The ERASURE trial enrolled 738 patients, whom were randomized into the secukinumab 150 mg, secukinumab 300 mg, or placebo arm. Each group received their respective doses at weeks 0, 1, 2, 3, and 4 followed by a dose every 4 weeks until week 48. The FIXTURE trial evaluated 1308 patients, whom were randomized into similar arms to the ERASURE trial with similar dosing schedules, but with the addition of an etanercept arm. Patients randomized to etanercept received 50-mg doses twice per week for 12 weeks followed by 50 mg every week. In both trials, patients in the placebo group who were nonresponders at week 12 were crossed over to receive secukinumab in either the 150-mg or the 300-mg dose at weeks 12, 13,14, 15, and 16 followed by the same dose every 4 weeks. Each study consisted of a 12-week induction period (baseline to week 12) and a 40-week maintenance period (weeks 12–52).

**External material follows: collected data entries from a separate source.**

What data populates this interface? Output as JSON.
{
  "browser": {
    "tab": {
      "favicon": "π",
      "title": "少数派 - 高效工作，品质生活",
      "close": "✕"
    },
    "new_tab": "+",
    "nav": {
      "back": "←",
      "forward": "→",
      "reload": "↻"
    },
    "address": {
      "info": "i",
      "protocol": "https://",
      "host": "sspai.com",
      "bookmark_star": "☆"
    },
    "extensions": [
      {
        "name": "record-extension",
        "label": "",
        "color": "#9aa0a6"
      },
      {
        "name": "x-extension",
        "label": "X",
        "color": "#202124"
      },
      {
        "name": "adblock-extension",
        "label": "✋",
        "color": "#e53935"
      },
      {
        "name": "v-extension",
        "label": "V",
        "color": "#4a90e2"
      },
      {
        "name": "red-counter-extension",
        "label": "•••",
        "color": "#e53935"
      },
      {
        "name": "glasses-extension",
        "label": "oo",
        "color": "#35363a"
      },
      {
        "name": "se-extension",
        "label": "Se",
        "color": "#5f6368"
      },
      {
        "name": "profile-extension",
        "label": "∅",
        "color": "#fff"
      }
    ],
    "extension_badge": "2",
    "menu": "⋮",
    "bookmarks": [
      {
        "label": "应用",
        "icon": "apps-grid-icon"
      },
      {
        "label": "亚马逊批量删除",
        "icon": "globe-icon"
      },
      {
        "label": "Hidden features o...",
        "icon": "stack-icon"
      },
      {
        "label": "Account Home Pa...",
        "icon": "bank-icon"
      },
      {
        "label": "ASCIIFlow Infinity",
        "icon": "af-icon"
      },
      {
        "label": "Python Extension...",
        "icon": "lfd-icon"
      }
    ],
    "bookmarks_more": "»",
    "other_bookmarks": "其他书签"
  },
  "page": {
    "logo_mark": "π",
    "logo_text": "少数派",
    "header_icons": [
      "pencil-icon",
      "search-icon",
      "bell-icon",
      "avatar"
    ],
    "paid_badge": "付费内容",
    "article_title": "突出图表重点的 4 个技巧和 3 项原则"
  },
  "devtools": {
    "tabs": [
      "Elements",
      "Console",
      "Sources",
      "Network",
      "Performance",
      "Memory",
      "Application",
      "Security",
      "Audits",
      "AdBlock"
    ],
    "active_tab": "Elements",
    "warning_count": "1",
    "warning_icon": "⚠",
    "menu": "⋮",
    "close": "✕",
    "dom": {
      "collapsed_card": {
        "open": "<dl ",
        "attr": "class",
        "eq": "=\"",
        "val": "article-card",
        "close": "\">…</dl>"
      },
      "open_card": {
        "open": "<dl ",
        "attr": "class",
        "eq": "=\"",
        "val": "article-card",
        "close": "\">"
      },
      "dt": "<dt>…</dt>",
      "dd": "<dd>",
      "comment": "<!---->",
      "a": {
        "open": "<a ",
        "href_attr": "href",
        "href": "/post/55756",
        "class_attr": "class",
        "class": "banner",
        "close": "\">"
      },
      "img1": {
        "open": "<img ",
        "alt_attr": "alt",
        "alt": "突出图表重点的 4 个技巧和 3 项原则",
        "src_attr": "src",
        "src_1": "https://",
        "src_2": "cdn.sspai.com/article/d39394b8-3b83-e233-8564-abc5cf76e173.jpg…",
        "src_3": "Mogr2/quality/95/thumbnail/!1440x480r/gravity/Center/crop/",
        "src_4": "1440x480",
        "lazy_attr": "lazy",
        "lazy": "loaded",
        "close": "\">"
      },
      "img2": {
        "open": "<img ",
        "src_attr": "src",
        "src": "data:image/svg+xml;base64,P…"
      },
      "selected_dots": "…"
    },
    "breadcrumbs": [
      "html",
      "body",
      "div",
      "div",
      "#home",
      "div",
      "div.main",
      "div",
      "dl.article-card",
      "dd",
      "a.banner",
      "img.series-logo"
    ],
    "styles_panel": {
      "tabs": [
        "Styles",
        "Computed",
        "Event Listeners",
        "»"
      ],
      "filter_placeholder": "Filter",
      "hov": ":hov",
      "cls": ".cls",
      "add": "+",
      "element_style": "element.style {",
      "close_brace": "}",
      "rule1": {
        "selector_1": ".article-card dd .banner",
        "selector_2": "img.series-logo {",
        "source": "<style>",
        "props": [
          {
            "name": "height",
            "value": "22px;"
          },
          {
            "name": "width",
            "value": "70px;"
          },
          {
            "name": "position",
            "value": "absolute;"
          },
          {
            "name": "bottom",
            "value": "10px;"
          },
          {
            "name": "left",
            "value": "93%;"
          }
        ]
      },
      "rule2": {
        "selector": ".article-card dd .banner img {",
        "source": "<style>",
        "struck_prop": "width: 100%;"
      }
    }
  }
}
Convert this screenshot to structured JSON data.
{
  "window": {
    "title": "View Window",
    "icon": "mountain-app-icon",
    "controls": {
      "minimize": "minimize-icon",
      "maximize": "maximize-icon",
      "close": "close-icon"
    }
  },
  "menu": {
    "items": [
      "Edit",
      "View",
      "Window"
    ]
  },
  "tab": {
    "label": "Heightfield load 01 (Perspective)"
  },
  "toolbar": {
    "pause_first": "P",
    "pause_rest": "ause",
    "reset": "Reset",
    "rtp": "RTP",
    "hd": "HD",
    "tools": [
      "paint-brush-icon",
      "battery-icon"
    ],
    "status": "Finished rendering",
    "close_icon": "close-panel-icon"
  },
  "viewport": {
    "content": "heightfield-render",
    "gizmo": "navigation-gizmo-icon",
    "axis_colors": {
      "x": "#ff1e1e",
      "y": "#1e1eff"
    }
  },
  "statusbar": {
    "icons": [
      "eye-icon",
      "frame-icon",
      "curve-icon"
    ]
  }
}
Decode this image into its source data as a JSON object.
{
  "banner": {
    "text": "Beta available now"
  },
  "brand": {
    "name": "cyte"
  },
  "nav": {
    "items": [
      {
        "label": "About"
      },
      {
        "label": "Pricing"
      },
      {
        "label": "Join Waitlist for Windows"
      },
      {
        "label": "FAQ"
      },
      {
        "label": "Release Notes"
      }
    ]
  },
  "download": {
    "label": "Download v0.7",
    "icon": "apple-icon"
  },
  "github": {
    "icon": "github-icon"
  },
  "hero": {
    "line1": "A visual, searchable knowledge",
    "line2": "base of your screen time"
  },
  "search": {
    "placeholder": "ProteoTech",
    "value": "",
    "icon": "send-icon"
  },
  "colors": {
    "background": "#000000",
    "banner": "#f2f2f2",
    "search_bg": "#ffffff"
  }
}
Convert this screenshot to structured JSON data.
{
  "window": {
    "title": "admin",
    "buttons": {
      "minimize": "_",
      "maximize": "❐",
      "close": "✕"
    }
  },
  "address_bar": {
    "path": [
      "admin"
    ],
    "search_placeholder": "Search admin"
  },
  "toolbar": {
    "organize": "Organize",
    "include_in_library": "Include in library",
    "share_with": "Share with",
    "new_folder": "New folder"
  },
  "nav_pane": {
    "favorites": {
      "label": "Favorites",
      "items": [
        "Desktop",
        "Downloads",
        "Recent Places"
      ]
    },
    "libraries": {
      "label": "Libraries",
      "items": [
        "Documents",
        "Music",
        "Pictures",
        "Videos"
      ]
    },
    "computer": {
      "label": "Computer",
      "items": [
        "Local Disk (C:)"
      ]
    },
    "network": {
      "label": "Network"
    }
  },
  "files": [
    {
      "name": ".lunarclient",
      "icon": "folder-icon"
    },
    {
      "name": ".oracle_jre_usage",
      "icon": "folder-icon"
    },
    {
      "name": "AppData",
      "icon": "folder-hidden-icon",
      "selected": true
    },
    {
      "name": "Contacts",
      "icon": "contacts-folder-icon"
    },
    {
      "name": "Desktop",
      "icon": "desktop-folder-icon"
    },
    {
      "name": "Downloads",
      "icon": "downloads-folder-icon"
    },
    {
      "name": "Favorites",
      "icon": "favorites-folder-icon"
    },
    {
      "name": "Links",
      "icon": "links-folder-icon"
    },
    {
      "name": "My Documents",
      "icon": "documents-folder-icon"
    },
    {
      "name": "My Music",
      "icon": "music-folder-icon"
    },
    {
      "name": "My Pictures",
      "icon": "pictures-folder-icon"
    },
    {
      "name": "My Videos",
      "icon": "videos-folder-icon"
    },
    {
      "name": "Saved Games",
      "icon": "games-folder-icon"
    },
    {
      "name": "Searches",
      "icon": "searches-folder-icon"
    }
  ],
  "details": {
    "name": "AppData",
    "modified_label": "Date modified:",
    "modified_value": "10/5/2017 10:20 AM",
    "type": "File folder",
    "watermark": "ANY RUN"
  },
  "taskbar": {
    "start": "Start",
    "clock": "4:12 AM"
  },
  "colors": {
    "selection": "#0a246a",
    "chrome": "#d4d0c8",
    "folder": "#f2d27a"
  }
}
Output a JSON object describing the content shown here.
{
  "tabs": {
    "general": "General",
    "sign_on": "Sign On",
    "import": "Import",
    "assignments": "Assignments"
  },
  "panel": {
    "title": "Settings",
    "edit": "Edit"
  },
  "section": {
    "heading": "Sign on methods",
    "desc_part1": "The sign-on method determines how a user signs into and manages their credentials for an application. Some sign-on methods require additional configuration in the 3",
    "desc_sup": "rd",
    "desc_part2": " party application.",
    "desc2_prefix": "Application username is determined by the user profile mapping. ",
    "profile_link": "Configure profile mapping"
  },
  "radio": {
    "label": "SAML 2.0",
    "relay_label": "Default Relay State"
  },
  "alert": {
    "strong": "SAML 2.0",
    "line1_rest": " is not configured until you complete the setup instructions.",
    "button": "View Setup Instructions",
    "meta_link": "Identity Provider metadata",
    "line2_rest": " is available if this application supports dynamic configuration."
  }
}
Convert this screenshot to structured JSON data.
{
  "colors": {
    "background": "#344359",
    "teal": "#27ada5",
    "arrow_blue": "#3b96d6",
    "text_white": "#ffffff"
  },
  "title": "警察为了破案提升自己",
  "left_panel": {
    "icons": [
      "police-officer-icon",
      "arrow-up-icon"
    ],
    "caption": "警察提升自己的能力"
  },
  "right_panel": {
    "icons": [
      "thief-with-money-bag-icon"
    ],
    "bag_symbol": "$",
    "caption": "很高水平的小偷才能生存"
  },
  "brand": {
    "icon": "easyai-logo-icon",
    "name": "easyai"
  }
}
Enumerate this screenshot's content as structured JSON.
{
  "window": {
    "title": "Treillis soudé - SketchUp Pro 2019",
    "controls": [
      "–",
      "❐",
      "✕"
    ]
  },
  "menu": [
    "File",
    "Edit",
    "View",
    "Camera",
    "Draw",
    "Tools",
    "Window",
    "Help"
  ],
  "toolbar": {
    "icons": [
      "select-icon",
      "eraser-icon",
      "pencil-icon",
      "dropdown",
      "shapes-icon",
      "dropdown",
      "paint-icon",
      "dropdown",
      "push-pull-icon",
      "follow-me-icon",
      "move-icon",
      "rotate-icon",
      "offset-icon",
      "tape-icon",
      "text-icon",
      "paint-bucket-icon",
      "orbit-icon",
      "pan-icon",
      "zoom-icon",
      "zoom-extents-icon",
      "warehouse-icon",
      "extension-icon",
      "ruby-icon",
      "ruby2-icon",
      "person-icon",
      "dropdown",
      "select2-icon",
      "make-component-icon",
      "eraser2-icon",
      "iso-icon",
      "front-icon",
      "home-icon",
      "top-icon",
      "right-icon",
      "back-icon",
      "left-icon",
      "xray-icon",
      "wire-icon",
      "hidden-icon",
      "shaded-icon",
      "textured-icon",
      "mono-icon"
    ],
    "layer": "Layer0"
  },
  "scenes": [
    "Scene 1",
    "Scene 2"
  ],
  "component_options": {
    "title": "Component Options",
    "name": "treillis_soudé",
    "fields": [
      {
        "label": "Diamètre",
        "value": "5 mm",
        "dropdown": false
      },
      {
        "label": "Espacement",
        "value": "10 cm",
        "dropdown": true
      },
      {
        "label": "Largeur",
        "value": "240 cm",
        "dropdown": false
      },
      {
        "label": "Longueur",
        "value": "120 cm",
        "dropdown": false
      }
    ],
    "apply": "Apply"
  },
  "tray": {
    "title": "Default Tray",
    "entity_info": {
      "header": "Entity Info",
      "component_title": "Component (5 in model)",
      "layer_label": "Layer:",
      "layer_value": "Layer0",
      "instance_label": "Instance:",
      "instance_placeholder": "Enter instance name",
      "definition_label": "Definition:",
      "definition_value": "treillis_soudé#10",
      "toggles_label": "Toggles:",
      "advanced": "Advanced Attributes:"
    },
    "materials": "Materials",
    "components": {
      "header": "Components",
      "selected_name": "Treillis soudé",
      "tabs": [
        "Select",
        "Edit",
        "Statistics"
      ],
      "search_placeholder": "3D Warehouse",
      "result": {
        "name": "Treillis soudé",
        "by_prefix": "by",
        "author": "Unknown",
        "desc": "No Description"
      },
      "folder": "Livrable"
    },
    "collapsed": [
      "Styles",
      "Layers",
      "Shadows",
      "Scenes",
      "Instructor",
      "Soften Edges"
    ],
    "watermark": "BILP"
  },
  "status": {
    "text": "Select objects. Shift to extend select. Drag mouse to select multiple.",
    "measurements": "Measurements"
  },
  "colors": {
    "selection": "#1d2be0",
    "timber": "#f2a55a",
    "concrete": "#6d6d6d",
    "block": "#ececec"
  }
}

In the ERASURE study, 81.6% and 71.6% of subjects, respectively, achieved a PASI-75 response, and 65.3% and 51.2%, respectively, achieved an IGA 0/1 response, at week 12. These values were significantly higher in comparison to placebo; 4.5% and 2.4% of the placebo group achieved a respective PASI-75 or IGA 0/1 response at week 12 ( P <.001 for each comparison of secukinumab vs placebo) (see Table 12.1 ).

In the FIXTURE study, 77.1% and 67.0% of subjects, respectively, achieved a PASI-75 response, and 65.3% and 51.2%, respectively, achieved an IGA 0/1 response, at week 12. These values were significantly higher in comparison to etanercept and to placebo; 44.0% and 27.2% of the etanercept group and 4.9% and 2.8% of the placebo group achieved a respective PASI-75 and IGA 0/1 response at week 12 ( P <.001 for each comparison of secukinumab vs etanercept and secukinumab vs placebo) (see Table 12.1 ).

In both trials, continued treatment through week 52 was associated with sustained high response rates (PASI-75 response in 81%–84% for 300 mg, and 72%–82% for 150 mg at week 52) in most patients ( Table 12.2 ).